Blair Witch est sorti le 21 septembre 2016 dans nos salles obscures. Le film est écrit par Simon Barrett et réalisé par Adam Wingard. Ce n’était pas la première fois que les deux hommes travaillaient ensemble puisqu’ils étaient déjà derrière You’re Next ou encore The Guest. Deux films vraiment sympathiques que je vous conseille au passage.

Le film raconte l’histoire de James et de ses amis. Nous sommes en 2014, soit 20 ans après les événements du Projet Blair Witch. Après être tombé sur une vidéo étrange sur Youtube, James est maintenant persuadé que sa grande soeur Heather (l’héroïne du premier opus donc) est toujours en vie. Il part donc avec un groupe d’amis qui veulent faire un documentaire sur l’histoire. Le groupe sera rejoint par les deux personnes ayant trouvé la vidéo à proximité de Burkittsville.
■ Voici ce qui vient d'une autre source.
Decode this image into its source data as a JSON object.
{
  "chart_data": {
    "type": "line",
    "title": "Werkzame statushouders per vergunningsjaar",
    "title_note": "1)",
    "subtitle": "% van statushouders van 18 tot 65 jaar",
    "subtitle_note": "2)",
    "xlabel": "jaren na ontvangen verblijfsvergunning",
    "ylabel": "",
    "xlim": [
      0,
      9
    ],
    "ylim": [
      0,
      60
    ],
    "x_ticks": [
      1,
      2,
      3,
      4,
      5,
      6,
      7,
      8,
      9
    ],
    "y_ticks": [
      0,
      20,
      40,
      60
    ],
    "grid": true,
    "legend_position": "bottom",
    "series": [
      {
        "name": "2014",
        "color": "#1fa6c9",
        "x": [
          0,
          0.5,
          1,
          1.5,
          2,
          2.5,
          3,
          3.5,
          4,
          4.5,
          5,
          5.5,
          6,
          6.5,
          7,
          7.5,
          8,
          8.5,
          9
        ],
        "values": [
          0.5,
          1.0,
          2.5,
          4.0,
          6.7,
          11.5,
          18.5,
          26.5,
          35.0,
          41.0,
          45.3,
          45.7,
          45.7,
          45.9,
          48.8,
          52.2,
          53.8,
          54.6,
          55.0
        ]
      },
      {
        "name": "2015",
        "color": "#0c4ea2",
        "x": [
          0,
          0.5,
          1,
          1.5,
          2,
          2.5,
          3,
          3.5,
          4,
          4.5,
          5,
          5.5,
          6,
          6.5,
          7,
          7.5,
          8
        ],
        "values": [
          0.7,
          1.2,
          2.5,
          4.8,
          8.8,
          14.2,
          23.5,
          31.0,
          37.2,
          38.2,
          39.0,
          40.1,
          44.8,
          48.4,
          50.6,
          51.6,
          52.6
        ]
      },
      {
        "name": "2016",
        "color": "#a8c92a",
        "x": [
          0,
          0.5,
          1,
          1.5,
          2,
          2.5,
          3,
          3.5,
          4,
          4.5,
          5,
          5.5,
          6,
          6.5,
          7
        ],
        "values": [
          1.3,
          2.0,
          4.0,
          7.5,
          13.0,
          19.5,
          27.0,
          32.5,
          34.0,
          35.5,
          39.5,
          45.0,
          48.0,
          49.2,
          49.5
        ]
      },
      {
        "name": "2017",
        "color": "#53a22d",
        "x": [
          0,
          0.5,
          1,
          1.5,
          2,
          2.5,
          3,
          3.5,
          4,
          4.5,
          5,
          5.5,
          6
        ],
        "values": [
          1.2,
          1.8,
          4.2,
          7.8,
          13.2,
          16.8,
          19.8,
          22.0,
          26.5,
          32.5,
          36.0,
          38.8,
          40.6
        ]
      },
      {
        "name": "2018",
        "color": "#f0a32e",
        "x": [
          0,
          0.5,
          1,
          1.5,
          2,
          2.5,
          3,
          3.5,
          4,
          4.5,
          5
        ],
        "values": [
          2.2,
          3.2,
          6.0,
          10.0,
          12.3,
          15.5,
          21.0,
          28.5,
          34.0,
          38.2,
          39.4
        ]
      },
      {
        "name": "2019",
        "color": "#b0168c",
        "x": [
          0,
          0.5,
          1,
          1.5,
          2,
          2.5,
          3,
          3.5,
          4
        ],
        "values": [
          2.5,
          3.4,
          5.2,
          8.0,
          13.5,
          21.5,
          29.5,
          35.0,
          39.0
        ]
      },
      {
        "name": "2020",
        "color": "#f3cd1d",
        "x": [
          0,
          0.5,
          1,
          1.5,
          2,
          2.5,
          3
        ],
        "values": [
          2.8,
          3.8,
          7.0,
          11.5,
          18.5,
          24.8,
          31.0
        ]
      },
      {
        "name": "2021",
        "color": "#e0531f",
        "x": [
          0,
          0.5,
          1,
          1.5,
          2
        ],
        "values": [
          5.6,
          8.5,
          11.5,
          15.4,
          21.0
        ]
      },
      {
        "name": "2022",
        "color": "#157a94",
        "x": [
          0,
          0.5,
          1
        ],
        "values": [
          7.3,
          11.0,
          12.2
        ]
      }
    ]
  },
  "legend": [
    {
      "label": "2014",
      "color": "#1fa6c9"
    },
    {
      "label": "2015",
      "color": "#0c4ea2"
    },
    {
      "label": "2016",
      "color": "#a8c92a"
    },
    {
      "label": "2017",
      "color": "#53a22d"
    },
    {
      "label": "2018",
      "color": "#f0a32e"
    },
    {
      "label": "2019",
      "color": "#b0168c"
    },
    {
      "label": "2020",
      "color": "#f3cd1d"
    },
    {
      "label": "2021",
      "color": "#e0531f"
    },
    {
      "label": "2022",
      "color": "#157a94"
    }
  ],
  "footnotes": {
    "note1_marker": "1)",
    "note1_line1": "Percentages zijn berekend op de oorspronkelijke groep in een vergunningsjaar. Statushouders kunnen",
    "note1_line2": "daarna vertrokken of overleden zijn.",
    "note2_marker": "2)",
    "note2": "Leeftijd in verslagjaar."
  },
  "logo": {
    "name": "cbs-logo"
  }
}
Tout comme sa grande soeur, Blair Witch a eu une campagne marketing originale. Et en 2016, c’est tout de même un exploit quand on voit la machine qu’est devenue Hollywood sur ce point. Toute communication est bien gérée des mois à l’avance pour attiser l’attente du public.

Ici ? On a voulu maintenir le projet secret le plus longtemps possible et ils ont réussi. Le tournage s’est fait dans une autre forêt que celle du premier opus pour ne pas attirer l’attention. Et surtout le film avait pour nom original The Woods et était même promu sous ce nom. C’est à peine deux mois avant la sortie du film lors du San Diego Comic Con que la première bande-annonce est arrivée et nous révèle le pot aux roses. Cacher une news comme ça à notre époque ? Franchement, chapeau !

Malheureusement, en terme de succès … Nous sommes loin des résultats du premier opus. Le film a coûté 5 000 000$ et en a rapporté 45 172 994$. C’est toujours un résultat très rentable étant donné le faible coût de production. Et pour le comparer à d’autres found footage sur la même époque, le dernier Paranormal Activity sortait un an avant avec un box-office mondial de 78 millions de dollars pour un coût de production de 10. Avec un coût deux fois plus faible, Blair Witch a eu une meilleure rentabilité face à une saga bien connue du grand public.

Le manque de succès se situe plutôt au niveau des critiques.

 

 

Nous avons donc deux found footage avec des gens dans une forêt. Les deux sont dans la même saga et ont eu une campagne marketing originale. L’un a des bons retours critiques et l’autre non. L’un est foireux, l’autre non. C’est indéniable.

Ce qui nous intéresse ici sont les éléments qui font que l’un d’eux est foireux et l’autre non. Que l’affrontement entre les deux instances de la même fausse légende urbaine commence !

 

Round #1

La Belle et le Clochard

 

La production pour Le Projet Blair Witch, c’était un peu ça :

“Bon les gens, on va vous laisser chaque jour une feuille avec des instructions sur la direction que vont prendre vos personnages. Voici la caméra. A demain !”

Le film est à l’image de son budget : minimaliste. Les réalisateurs ont laissé carte blanche aux trois acteurs Heather Donahue, Joshua Leonard et Michael C. Williams en terme de dialogue ou de direction d’acteur. On les a juste laissés dans la forêt avec une caméra. Cela amène forcément deux façons de voir le résultat final.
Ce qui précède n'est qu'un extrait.